Announcing conciliator

I’ve just created a github repository for conciliator, a growing collection of OpenRefine reconciliation services, as well as a Java framework for creating them.

conciliator is a major refactoring of my refine_viaf project and supercedes it. This new project cleanly separates the VIAF-specific parts and the more “boilerplate” pieces needed for any OpenRefine reconciliation service. The result is a framework that allows you to easily write new reconciliation services. My intent here is to make some existing code way more flexible, so that it might be useful to more users and have a longer lifespan.

http://refine.codefork.com has already been running conciliator for a week now; if you’ve been using it, you don’t need to make any changes in OpenRefine.

Currently, conciliator out-of-the-box can query VIAF exactly like refine_viaf does, down to the same URLs. Additionally, conciliator can now query ORCID names. This was a somewhat arbitrary choice; I’ve been doing some ORCID integration at work so it was convenient for me to implement a data source for it as a proof of concept.

With VIAF and ORCID, conciliator acts as an intermediate or “bridge” service, but it would be possible to use conciliator to query other types of data sources as well: files, SQL databases, etc. Right now, you’d have to write your own code to read and parse files, open database connections, etc. But in the future, I hope to add support for these options to make them easier to implement.

For details on how to write your own service in Java using conciliator, see the README.

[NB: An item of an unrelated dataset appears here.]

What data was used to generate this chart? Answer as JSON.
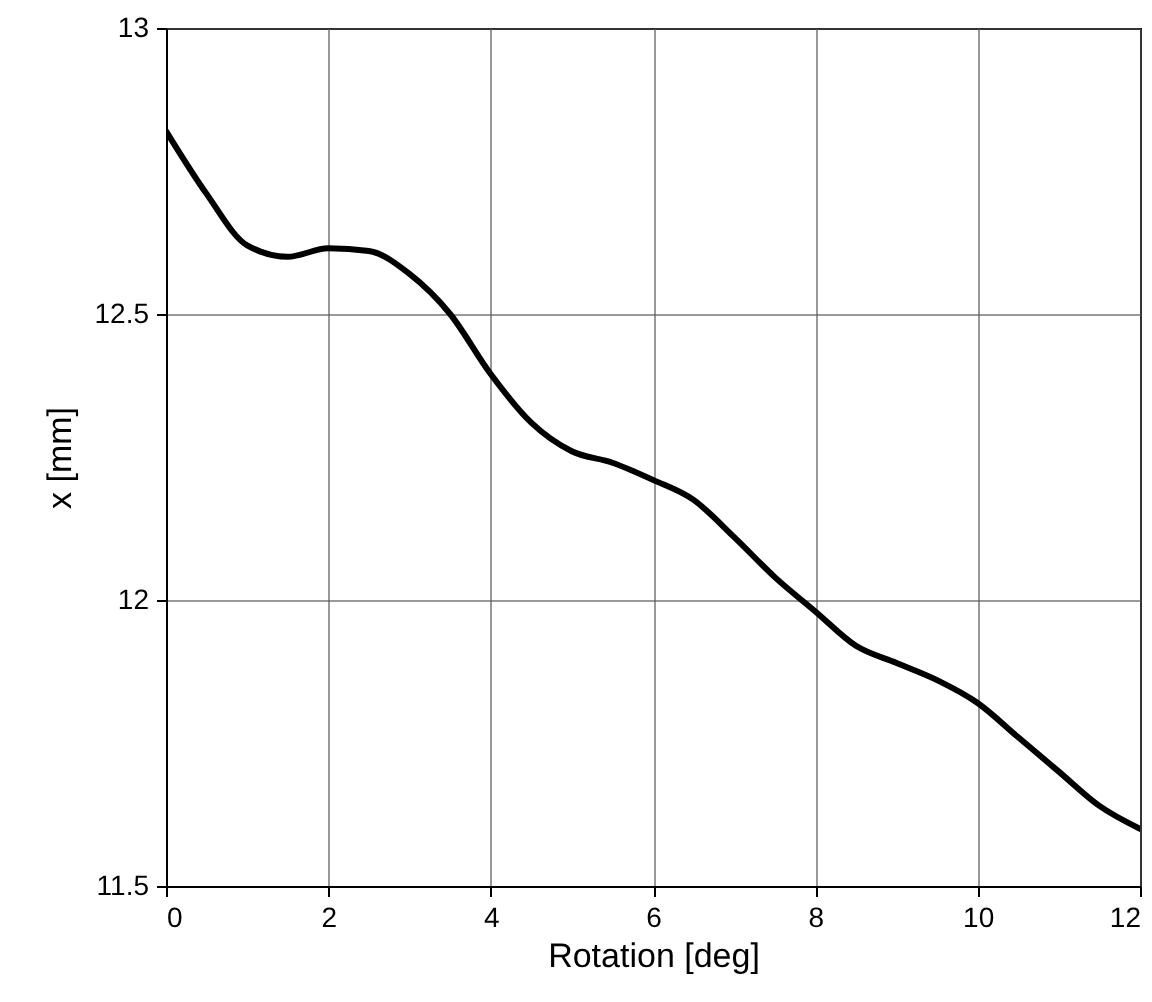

Are there data sources you’d like to see available as a reconciliation service? Leave a comment to this post. No promises, but I’ll at least consider all requests. And if you write your own service for a data source, please consider submitting your code as a pull request so that others can use it too!

8 thoughts on “Announcing conciliator”

  1. Hey, just wanted to come and say this is a great project! I definitely ‘use this thing’ at UC San Diego. Keep it up.

  2. This tool is awesome and I can tell you’ve engineered it well, but I haven’t quite figured out how to use it yet. I’m a pretty heavy OpenRefine user, and I have a rather large institutional DSpace repository full of data that needs to be cleaned up quite often, but I haven’t quite figured out how to use conciliator for anything useful with my data yet!